The Sindh Assembly united on Tuesday to rage against Transparency International, a global civil society organisation, for ranking Pakistan 34 on the global corruption index.
Pakistan Peoples Party (PPP) MPA Sharjeel Inam Memon moved a motion, which was backed by a majority of legislators from the treasury and opposition benches, criticising Transparency International’s report and calling it a “negative perception of the country”.
Memon said that the character of the organisation’s country head, Adil Jilani, who has presented this report is ‘dubious’. Jilani was sacked from his job at the Karachi Port Trust (KPT) on various corruption charges, claimed Memon. “How can a person who was involved in corruption cases level these allegations?”
The MPA was also seething about the fact that the institution had dared to present a report during the PPP’s regime. “Why was there no report during the tenure of dictators?” he demanded, saying that the organisation had unveiled its findings in 2002 and the second report was presented after a four-year gap in 2006. “But when the PPP is in power, the organisation is bent on presenting reports that defame Pakistan internationally!”
According to the revenue minister, Jam Mehtab Dahar, such reports are always made to appease international donors, who give institutions like these the ‘agenda to insult governments’. He was confident that the people of Pakistan would not believe in ‘these kinds of reports’.
Jam Madad Ali, Opposition leader, supported the motion more cautiously.
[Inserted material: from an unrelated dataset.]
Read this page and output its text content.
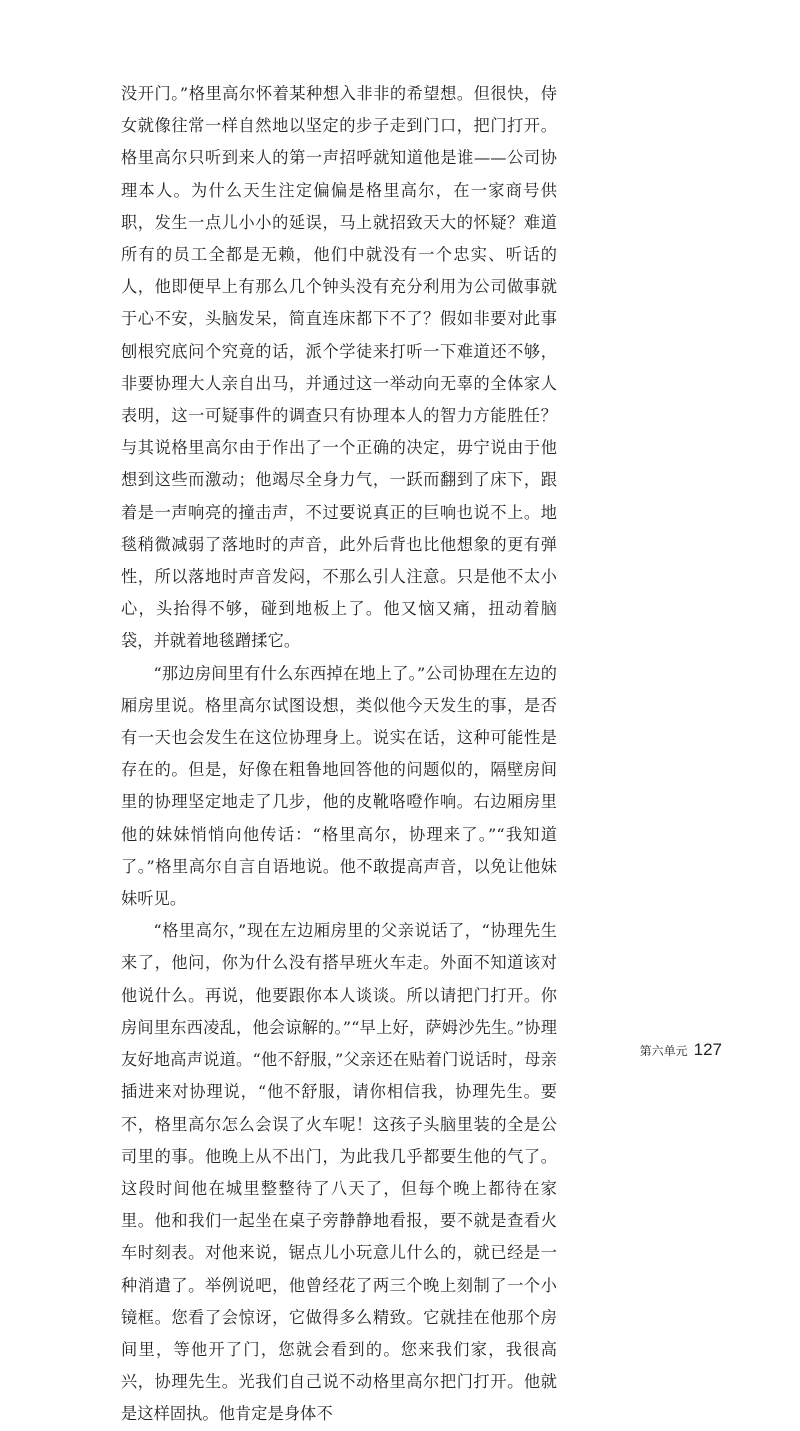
没开门。”格里高尔怀着某种想入非非的希望想。但很快，侍女就像往常一样自然地以坚定的步子走到门口，把门打开。格里高尔只听到来人的第一声招呼就知道他是谁——公司协理本人。为什么天生注定偏偏是格里高尔，在一家商号供职，发生一点儿小小的延误，马上就招致天大的怀疑？难道所有的员工全都是无赖，他们中就没有一个忠实、听话的人，他即便早上有那么几个钟头没有充分利用为公司做事就于心不安，头脑发呆，简直连床都下不了？假如非要对此事刨根究底问个究竟的话，派个学徒来打听一下难道还不够，非要协理大人亲自出马，并通过这一举动向无辜的全体家人表明，这一可疑事件的调查只有协理本人的智力方能胜任？与其说格里高尔由于作出了一个正确的决定，毋宁说由于他想到这些而激动；他竭尽全身力气，一跃而翻到了床下，跟着是一声响亮的撞击声，不过要说真正的巨响也说不上。地毯稍微减弱了落地时的声音，此外后背也比他想象的更有弹性，所以落地时声音发闷，不那么引人注意。只是他不太小心，头抬得不够，碰到地板上了。他又恼又痛，扭动着脑袋，并就着地毯蹭揉它。

“那边房间里有什么东西掉在地上了。”公司协理在左边的厢房里说。格里高尔试图设想，类似他今天发生的事，是否有一天也会发生在这位协理身上。说实在话，这种可能性是存在的。但是，好像在粗鲁地回答他的问题似的，隔壁房间里的协理坚定地走了几步，他的皮靴咯噔作响。右边厢房里他的妹妹悄悄向他传话：“格里高尔，协理来了。”“我知道了。”格里高尔自言自语地说。他不敢提高声音，以免让他妹妹听见。

“格里高尔，”现在左边厢房里的父亲说话了，“协理先生来了，他问，你为什么没有搭早班火车走。外面不知道该对他说什么。再说，他要跟你本人谈谈。所以请把门打开。你房间里东西凌乱，他会谅解的。”“早上好，萨姆沙先生。”协理友好地高声说道。“他不舒服，”父亲还在贴着门说话时，母亲插进来对协理说，“他不舒服，请你相信我，协理先生。要不，格里高尔怎么会误了火车呢！这孩子头脑里装的全是公司里的事。他晚上从不出门，为此我几乎都要生他的气了。这段时间他在城里整整待了八天了，但每个晚上都待在家里。他和我们一起坐在桌子旁静静地看报，要不就是查看火车时刻表。对他来说，锯点儿小玩意儿什么的，就已经是一种消遣了。举例说吧，他曾经花了两三个晚上刻制了一个小镜框。您看了会惊讶，它做得多么精致。它就挂在他那个房间里，等他开了门，您就会看到的。您来我们家，我很高兴，协理先生。光我们自己说不动格里高尔把门打开。他就是这样固执。他肯定是身体不

第六单元 127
He said that the government must avoid appointing corrupt people on important posts. “A few people convicted in corruption cases by the National Accountability Bureau (NAB) are still appointed to very important posts. This practice will definitely defame the country,” he said.
Meanwhile, Rafique Engineer, the kachchi abadis minister, said that most NGOs, except for a few patriotic organisations, are working for a global agenda. “Corruption is not a new thing, it has been going on since independence,” he said.
Sindh Law Minister Ayaz Soomro said that the organisation had not mentioned the sources of information that convinced them to rank Pakistan 34. He promised to raise the issue in the coming cabinet meeting regarding the audit of NGOs. The house unanimously approved the motion.
DNA lab and private schools
It was the private members’ day, during which members of the assembly have an opportunity to move their private bills, motions and resolutions. Five private resolutions were part of business, out of which two were passed.
Muttahida Qaumi Movement (MQM) MPA Wasim Ahmed moved the motion to set up a DNA laboratory in Karachi. A state-of-the-art DNA testing laboratory was necessary because of terrorist attacks across the province and the need to convict perpetrators, he said.
Police and intelligence agencies are having a lot of trouble finding evidence because there are only two such laboratories, one in Islamabad and the other in Lahore. Humera Alwani of the PPP added that the laboratory will also help in rape case investigations. “Police always ask about DNA reports and too often FIRs in these cases are not lodged,” she said. Last year, 276 rape cases were reported in the province, out of which FIRs for just 37 cases were registered.
Another resolution on action against private schools charging high fees was also passed by a thumping majority. The resolution was moved by MQM MPA Bilquees Mukhtar, who said that provisions of Sindh Private Education (Regulation and Controls) Amendments Act, 2003, which regulate and monitor all private schools and colleges, have not been implemented. The government should issue orders to the education department to ensure action against institutions that are charging unnecessary fees from middle-class parents. A 25 per cent increase has been made by institutions while around Rs50,000 to Rs100,000 are charged as admission fee. The motion was sent to the standing committee to propose what kind of action will be taken against such schools.
Fake electricity bills
Another topic of discussion in the session was alleged fake bills being issed by Wapda in flood-hit areas, including kachcha areas. PPP MPA Syed Ahmed Ali Shah said that people had moved out of their homes because of the flood but had still received large electricity bills.
Soomro responded that the issue had been taken up at a meeting with the Sindh chief minister, who had assured him that he will raise the issue with the government.
Published in The Express Tribune, November 3rd, 2010.